Mike Price at the Fort Worth Business Press just loves Julian Haber's new corporate-power and drug-racketeering novel "Blood Avenger." Says it "moves relentlessly to a confrontational encounter that states a persuasive case for the relevance of an ancient Hebrew law to a ruthless modern-day society." The tone is "hardboiled reciprocity, leavened by compassion and strategically placed sentimentality." To learn what that might possibly mean, write Free Lance Writers, 7001 Candlestick Court, Fort Worth 76133, for an autographed copy.
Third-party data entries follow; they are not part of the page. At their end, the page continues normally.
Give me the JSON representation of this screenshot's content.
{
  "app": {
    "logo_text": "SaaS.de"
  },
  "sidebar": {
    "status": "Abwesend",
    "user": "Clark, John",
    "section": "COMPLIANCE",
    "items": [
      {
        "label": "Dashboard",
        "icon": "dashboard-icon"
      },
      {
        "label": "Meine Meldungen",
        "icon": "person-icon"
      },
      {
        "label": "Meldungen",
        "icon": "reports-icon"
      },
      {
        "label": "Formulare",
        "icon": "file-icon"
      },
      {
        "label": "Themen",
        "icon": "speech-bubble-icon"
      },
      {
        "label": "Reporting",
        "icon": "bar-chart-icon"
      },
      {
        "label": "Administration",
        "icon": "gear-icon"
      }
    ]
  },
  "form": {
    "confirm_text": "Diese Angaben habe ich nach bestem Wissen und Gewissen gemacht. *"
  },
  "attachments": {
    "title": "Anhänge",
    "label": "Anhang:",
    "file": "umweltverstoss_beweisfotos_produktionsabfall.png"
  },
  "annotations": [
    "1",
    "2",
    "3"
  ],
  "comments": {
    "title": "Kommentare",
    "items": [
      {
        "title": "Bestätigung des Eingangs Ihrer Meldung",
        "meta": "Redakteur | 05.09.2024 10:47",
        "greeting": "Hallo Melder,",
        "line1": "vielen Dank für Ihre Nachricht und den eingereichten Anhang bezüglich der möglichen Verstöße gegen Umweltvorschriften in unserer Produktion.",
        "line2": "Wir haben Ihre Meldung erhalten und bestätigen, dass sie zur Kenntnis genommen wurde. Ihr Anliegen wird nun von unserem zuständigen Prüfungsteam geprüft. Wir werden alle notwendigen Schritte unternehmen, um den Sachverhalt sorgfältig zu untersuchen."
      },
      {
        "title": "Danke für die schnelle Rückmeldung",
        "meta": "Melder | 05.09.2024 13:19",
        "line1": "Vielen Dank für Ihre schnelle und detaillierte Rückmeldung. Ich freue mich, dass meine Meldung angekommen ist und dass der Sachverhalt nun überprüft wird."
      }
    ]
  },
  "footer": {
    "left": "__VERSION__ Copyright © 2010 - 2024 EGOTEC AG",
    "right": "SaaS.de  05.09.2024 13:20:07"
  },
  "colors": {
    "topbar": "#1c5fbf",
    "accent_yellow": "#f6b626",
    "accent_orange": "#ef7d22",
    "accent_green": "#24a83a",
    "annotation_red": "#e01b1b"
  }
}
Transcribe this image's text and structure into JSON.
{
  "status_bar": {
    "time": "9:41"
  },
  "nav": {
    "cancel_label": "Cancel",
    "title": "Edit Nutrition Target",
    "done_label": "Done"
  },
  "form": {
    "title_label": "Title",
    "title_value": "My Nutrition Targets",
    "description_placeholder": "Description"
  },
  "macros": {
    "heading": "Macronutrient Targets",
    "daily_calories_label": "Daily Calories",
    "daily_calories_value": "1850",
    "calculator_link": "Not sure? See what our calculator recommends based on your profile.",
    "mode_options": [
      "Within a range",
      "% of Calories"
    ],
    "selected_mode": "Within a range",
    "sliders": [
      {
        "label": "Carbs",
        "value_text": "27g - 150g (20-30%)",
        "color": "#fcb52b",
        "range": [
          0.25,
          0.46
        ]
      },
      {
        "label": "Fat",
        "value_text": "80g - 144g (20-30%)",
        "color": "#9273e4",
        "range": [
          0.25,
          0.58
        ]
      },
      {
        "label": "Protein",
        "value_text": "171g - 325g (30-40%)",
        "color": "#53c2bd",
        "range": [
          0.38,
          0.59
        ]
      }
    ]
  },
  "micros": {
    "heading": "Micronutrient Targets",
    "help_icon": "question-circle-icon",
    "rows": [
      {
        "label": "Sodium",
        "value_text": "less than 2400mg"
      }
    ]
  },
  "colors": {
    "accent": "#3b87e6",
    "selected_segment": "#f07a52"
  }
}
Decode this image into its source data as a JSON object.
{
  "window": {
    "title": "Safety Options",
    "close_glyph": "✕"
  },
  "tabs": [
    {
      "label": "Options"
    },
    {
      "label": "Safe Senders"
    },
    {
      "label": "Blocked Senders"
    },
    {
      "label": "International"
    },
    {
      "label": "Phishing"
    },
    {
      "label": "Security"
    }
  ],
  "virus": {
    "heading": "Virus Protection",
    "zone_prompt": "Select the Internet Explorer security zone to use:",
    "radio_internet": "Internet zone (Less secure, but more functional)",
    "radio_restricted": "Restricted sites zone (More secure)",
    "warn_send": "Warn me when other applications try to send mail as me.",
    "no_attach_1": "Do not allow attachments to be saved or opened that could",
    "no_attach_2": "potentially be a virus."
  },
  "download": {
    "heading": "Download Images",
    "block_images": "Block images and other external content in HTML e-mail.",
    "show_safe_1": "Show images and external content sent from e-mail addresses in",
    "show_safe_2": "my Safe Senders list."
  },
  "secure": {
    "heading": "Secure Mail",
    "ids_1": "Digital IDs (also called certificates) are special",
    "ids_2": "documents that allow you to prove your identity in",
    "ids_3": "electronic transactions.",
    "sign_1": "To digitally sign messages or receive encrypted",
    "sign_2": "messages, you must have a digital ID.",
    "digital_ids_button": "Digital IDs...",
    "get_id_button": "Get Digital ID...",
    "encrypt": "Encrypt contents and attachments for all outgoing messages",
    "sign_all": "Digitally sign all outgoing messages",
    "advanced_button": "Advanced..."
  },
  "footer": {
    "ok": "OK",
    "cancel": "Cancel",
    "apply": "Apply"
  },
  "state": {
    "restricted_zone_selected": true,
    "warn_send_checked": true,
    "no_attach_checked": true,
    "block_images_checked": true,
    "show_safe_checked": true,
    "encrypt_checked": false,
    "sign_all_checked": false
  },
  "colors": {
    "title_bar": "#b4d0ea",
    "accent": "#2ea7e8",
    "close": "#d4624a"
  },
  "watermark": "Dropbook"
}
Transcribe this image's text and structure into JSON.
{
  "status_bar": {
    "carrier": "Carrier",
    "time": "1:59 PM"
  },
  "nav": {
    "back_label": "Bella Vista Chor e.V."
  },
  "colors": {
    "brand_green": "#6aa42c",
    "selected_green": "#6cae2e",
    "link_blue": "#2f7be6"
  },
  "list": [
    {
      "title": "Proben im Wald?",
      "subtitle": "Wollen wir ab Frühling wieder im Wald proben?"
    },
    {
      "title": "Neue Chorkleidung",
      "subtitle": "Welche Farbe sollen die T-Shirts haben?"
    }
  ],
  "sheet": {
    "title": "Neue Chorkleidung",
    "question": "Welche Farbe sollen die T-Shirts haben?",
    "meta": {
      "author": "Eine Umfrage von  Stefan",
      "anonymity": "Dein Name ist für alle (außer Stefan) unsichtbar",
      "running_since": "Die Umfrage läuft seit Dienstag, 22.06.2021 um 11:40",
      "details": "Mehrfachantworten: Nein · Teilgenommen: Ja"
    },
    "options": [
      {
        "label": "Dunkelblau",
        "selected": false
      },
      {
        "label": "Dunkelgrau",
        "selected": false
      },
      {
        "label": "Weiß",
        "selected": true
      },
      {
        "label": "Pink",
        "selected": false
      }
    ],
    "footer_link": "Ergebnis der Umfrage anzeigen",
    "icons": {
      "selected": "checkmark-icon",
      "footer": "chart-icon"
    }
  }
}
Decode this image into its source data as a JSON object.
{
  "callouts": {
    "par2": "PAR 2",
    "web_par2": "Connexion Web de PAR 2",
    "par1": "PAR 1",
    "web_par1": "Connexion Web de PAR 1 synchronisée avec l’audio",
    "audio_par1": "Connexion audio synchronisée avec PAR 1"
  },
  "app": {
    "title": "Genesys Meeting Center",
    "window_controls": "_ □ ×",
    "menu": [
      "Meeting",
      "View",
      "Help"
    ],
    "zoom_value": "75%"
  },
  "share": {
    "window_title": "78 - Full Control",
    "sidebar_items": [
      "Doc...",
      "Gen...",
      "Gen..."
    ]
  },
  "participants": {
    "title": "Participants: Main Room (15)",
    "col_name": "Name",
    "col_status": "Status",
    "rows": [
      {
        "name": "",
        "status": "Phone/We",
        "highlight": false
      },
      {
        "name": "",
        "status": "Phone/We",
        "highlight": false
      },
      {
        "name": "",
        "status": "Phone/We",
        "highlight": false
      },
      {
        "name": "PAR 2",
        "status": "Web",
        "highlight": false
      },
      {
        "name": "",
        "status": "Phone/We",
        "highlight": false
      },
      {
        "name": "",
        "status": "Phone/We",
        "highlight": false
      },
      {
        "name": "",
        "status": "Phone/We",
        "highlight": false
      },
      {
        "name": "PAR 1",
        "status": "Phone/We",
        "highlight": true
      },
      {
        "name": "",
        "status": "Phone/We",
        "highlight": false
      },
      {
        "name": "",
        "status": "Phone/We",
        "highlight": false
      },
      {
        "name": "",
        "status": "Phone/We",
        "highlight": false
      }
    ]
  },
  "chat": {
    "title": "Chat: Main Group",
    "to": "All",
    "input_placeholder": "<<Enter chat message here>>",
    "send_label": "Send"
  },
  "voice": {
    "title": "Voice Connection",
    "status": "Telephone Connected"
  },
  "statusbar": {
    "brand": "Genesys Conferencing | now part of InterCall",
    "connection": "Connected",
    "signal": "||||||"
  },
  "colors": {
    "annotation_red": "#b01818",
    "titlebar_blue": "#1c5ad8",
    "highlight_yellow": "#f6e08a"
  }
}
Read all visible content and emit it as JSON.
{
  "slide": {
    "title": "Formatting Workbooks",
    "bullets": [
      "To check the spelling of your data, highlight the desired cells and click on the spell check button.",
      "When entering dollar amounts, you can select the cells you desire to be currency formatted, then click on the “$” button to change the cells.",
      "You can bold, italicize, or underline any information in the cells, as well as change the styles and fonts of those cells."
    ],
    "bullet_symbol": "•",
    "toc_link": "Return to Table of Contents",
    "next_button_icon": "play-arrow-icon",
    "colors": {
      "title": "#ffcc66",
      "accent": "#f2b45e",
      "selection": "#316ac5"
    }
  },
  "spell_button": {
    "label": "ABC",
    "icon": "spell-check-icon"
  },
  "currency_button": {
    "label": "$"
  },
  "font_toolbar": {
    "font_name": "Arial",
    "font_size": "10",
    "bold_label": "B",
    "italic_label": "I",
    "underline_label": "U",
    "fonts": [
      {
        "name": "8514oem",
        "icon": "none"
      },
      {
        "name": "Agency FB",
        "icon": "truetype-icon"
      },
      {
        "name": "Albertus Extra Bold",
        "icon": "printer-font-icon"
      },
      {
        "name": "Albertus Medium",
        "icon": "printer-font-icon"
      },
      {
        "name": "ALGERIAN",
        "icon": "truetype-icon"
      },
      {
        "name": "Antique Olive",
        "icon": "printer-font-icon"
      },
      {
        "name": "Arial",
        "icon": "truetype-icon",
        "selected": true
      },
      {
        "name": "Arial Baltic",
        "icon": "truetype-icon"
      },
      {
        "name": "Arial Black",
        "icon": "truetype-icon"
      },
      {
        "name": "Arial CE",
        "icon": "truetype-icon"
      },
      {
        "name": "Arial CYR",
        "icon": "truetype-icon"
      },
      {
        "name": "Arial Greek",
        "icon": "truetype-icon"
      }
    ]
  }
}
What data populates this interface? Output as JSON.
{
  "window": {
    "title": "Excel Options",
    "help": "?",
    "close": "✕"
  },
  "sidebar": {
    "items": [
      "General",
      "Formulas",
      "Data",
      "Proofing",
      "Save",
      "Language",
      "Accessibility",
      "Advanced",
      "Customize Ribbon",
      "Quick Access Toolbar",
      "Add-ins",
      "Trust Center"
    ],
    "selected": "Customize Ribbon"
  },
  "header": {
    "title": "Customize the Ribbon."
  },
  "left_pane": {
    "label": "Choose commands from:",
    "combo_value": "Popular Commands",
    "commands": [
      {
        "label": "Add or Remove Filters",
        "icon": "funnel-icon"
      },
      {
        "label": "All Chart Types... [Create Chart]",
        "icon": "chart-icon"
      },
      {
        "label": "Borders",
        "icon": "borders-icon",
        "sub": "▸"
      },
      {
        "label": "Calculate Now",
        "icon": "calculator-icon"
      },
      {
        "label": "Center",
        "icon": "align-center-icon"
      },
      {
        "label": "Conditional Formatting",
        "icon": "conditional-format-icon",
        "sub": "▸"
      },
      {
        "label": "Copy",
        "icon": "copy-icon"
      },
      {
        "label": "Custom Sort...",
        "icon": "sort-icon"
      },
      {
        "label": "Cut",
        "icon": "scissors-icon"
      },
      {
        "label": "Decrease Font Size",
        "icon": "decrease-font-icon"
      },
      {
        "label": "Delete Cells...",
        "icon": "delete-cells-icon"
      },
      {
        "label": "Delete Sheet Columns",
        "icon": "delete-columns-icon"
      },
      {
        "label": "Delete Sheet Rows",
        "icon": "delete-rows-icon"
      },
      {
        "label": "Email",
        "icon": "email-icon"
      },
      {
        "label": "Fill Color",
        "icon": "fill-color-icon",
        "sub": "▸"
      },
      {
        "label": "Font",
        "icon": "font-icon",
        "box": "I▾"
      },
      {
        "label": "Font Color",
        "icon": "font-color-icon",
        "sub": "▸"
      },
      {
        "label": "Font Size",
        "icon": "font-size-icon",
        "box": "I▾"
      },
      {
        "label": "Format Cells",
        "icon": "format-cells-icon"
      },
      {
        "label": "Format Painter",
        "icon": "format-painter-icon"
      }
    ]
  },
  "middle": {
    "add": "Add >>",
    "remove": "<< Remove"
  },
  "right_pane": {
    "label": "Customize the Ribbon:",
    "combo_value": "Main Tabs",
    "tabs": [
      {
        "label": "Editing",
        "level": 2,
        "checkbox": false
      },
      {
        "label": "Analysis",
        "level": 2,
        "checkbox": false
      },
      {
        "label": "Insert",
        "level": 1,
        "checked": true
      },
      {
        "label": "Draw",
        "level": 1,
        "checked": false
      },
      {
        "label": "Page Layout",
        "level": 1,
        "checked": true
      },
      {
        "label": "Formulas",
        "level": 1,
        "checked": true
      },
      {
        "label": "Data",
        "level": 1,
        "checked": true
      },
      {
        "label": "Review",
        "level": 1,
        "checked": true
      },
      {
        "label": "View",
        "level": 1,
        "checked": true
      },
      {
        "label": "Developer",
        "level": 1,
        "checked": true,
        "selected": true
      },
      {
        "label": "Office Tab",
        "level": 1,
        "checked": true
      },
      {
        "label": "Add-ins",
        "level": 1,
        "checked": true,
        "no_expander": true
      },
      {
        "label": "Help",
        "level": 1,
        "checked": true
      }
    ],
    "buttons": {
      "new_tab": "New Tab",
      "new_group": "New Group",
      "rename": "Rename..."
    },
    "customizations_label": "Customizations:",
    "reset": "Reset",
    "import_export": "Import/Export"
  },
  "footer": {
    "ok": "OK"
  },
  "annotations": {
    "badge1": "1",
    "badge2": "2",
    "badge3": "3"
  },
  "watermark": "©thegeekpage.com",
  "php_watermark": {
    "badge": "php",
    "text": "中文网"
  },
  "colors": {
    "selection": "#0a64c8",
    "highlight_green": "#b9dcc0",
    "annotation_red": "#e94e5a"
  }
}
Twenty-five percent of the $22.95 price benefits SPJ scholarships. The book also is available at Amazon.com and most bookstores. ...
 
Star-Telegram reporters and page designers won seven first-place and six second-place awards and eight honorable mentions in the Texas APME/Headliners Foundation of Texas competition. Jeff Claassen and Scott Streater, along with Seth Borenstein of the Knight Ridder Washington bureau, won the Star Investigative Report of the Year for their coverage of EPA regulation of oil refineries. UTA Shorthorn ex Michael Currie was named the Star Designer of the Year. Bill Teeter and Mitch Mitchell took second place in Star Breaking News Report of the Year. In the traditional APME awards, Jennifer Autrey, Toni Heinzl, David Casstevens, Christopher Kelly, Felicia Smith and Shorthorn ex Tom Pennington took firsts, and Chris Vaughn, Randy Galloway, Sarah Huffstetler, Danny Robbins, Trebor Banstetter and J.R. Labbe each took a second-place award or honorable mention.